As anyone who has read my blog knows, I was raised by a christian mother and considered myself a christian until about 5 years ago. I’m now an atheist (I can even spell it correctly) and I’ve done my best to rid myself of all the baggage that comes along with being a christian.
One thing I’ve had trouble getting rid of, however, is my superstitious nature and my belief in the supernatural. One of my biggest problems in this area is ghosts. I still believe in them. I know it’s irrational and illogical to believe in them and that all those ghost stories can most likely be explained in a scientific way, but I still believe.
And It’s not just that I believe in them – they scare me to death. I get so superstitious about them that I think I can attract them to me by just thinking too much about them – and I think way too much about ghosts for someone who’s never had any kind of ‘supernatural’ occurrence happen to them personally.
I used to actually be able to enjoy ghost story fiction.
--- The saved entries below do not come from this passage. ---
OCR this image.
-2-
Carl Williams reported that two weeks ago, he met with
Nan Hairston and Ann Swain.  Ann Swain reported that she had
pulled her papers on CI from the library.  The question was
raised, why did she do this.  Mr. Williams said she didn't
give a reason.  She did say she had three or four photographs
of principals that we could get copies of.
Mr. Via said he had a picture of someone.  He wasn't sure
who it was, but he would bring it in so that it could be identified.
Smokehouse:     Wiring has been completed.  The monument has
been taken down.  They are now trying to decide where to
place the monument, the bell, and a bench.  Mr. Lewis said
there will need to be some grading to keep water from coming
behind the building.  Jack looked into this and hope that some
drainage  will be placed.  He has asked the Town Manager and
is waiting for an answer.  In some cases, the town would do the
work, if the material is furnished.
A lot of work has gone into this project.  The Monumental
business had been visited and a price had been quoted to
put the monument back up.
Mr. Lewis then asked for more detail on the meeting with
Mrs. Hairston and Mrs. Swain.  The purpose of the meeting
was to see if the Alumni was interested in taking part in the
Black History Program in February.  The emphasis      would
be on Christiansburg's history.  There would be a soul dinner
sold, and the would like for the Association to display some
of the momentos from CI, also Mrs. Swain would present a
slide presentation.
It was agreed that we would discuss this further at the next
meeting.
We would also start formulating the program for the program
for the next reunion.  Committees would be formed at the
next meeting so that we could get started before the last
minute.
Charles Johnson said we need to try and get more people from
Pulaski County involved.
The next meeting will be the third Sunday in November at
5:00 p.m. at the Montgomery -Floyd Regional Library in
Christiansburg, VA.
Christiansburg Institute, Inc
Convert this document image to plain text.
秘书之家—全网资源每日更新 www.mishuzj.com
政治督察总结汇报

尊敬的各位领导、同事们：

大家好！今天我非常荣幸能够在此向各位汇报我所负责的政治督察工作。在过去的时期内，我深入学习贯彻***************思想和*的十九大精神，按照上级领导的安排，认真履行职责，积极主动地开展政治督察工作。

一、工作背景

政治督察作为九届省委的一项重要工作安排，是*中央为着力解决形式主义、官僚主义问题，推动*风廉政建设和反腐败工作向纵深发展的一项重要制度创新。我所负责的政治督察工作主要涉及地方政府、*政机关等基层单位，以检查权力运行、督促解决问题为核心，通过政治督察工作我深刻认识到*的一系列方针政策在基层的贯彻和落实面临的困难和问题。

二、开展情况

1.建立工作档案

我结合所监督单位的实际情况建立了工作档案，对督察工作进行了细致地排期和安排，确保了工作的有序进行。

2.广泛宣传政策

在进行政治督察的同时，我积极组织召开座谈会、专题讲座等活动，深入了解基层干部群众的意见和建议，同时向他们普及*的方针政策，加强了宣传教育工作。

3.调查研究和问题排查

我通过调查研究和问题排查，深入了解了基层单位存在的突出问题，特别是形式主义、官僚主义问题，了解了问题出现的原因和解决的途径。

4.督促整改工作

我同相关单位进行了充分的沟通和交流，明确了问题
But now, they scare me so badly that no matter how bad the movie is, I’ll be jumpy for days after seeing a haunted house movie.
On the other hand, if the supernatural force is NOT a ghost, they can creep me out but they don’t keep me scared for long periods of time. For example, you know those horrid Paranormal Activity movies? They would probably scare me if they were about ghosts. The second it was revealed it was about a demon, I wasn’t scared in the least. (Side note: My husband and I actually like those movies, but only because they’re so ridiculous that we can laugh at them and make fun of them. It’s rather cathartic, actually.)
When I saw the American The Grudge remake it scared me so badly that for days I could barely move when it was dark if I thought about it too much. And have you ever tried to NOT think of something? Yeah, it doesn’t work.
One of my favorite horror movies is The Blair Witch Project. I can’t watch it anymore. Too many ghosts. I haven’t even tried to watch one of the best horror movies ever – The Haunting – in a very long time. (The original, not that laughable remake.)
So, how do I get over this? I was able to logically come to the conclusion that there is most likely not a god so why can’t I do the same for ghosts? Is it because people I trust have told me true ghost stories? Yes, I’m sure that all of those occurrences can probably be explained but the stories still scare me when I hear them or think about them.
Anyone out there have any good advice for overcoming an irrational superstition? I want to be able to watch “The Changeling” again someday.